Karolina Kowalkiewicz: „Jestem gotowa na Joannę”
Karolina Kowalkiewicz zabrała głos po pokonaniu Rose Namajunas w co-main evencie gali UFC 201 w Atlancie.
Karolina Kowalkiewicz na gali UFC 201 odniosła największy sukces w sportowej karierze, zwyciężając kluczową dla swojej przyszłości sportowej walkę z Rose Namajunas.
To była naprawdę dobra walka, Rose to bardzo mocna zawodniczka.
– powiedziała Polka w rozmowie z Megan Olivi.
Tak, jak się spodziewałam, była bardzo dobrze przygotowana do tej walki, ale dzisiaj byłam lepsza.
W ostatniej rundzie walka przez dłuższy czas toczyła się w parterze, gdzie Kowalkiewicz umiejętnie kontrolowała z góry Namajunas, obijając ją ciosami i unikając wszystkich prób poddań w wykonaniu Amerykanki.
Lubię walczyć w stójce, bardzo dobrze się tam czuję, ale czuję się też świetnie w parterze.
– wyjaśniła podopieczna Łukasza Zaborowskiego.
Nie walczę tam tak często, ale jestem dobra w tę grę. Moje rywalki o tym nie wiedzą, ale lubię BJJ, jestem bardzo dobra w BJJ. Jestem zawodniczką MMA, więc muszę być dobra we wszystkim.
Łodzianka, dla której było to trzecie z rzędu zwycięstwo w oktagonie, nie ukrywała wzruszenia.
To dla mnie coś niesamowitego. Jestem skromną dziewczyną z małego kraju, Polski. Kocham swój kraj i jestem bardzo dumna, że mogę walczyć dla Polski. Nie znajduję słów, żeby opisać to uczucie.
Teraz Kowalkiewicz stawia przed sobą kolejny cel – jest nim starcie z mistrzynią kategorii słomkowej Joanną Jędrzejczyk.

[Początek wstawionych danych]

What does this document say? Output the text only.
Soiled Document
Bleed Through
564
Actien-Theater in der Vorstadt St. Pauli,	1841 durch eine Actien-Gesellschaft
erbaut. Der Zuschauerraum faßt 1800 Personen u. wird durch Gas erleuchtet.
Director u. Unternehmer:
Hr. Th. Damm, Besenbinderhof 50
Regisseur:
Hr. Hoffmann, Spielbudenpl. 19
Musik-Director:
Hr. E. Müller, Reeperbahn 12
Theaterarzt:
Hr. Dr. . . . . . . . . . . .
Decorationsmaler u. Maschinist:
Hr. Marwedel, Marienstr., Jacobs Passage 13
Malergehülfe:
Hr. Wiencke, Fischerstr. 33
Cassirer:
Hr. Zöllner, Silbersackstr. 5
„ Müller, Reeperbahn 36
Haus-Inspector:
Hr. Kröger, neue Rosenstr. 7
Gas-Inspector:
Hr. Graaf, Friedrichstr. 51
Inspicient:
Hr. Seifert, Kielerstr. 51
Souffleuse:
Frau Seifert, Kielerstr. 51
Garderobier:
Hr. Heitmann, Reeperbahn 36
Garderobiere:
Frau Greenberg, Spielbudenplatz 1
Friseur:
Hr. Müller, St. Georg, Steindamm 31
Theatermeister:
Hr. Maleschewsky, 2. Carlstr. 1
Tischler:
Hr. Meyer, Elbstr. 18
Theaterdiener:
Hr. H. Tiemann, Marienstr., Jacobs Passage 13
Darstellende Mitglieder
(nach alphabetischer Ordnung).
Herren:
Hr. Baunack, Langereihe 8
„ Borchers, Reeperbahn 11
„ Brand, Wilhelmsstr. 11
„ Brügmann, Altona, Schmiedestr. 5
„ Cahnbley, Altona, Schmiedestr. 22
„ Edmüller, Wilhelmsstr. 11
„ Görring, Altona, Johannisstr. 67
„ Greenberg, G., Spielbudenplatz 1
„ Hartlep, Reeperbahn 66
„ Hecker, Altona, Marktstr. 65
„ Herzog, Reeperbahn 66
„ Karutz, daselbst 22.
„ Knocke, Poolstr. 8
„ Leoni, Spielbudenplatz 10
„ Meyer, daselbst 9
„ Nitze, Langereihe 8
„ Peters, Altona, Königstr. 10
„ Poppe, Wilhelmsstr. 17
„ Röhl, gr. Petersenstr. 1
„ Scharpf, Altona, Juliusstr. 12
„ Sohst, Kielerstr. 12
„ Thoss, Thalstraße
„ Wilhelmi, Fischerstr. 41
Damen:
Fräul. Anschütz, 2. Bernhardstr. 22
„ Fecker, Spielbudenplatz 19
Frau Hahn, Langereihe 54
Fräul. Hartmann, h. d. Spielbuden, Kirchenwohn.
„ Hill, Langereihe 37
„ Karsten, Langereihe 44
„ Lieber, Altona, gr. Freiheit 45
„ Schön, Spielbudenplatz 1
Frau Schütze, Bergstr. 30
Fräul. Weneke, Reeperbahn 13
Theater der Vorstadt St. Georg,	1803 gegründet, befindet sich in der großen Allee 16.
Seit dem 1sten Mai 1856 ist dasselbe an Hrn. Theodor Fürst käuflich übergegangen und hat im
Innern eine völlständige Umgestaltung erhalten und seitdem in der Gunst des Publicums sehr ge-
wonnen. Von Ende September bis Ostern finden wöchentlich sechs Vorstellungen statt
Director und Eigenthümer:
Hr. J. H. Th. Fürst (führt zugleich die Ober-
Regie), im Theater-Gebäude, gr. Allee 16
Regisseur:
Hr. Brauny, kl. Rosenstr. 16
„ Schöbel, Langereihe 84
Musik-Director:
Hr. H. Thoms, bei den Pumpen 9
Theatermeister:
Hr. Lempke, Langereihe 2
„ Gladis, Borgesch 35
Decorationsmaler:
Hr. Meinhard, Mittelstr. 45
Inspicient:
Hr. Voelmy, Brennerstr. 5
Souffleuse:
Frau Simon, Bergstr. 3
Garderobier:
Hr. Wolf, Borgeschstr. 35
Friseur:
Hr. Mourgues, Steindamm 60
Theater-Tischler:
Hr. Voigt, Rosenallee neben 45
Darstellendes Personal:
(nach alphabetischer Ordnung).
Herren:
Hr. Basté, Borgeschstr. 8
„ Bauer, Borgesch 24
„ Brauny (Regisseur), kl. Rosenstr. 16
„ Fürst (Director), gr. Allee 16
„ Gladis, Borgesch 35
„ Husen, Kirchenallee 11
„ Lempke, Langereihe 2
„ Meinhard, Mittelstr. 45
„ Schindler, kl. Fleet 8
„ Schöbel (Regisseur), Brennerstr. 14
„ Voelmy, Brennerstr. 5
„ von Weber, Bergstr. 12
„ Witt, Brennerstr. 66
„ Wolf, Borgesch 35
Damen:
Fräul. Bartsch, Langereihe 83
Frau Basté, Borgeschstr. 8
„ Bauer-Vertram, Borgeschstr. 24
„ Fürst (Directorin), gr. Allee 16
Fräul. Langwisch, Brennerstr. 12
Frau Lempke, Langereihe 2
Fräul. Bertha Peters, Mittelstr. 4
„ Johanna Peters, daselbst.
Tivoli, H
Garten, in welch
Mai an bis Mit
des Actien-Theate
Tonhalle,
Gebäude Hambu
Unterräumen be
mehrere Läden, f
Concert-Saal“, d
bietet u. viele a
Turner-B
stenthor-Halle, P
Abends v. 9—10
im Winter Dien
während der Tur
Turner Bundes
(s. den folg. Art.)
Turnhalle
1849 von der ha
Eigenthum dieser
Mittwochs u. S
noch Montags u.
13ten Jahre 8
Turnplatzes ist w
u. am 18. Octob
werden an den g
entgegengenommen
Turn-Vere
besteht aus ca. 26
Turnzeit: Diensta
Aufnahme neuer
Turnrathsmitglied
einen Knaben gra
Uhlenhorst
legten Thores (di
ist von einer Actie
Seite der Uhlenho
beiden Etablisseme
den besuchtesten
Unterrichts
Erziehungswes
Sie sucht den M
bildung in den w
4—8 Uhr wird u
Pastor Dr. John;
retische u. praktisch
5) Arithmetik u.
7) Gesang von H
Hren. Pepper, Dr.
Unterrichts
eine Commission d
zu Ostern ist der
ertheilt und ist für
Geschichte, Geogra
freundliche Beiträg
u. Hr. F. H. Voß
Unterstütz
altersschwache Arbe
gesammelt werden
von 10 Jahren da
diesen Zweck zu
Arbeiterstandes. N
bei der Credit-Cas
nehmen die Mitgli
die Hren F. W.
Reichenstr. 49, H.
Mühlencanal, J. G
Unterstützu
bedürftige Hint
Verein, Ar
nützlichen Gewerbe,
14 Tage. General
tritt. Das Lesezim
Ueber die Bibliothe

Bardzo chcę z nią walczyć. W Nowym Jorku. To moje wielkie marzenie, żeby walczyć z nią w Nowym Jorku. Powiedziała, że nie jestem na jej poziomie, że nigdy nie będę z nią walczyła, że nie dojdzie do tego w tym roku. Mam nadzieję, że stanie się to w tym roku. Jestem na nią gotowa i mam nadzieję, że ona jest gotowa na mnie.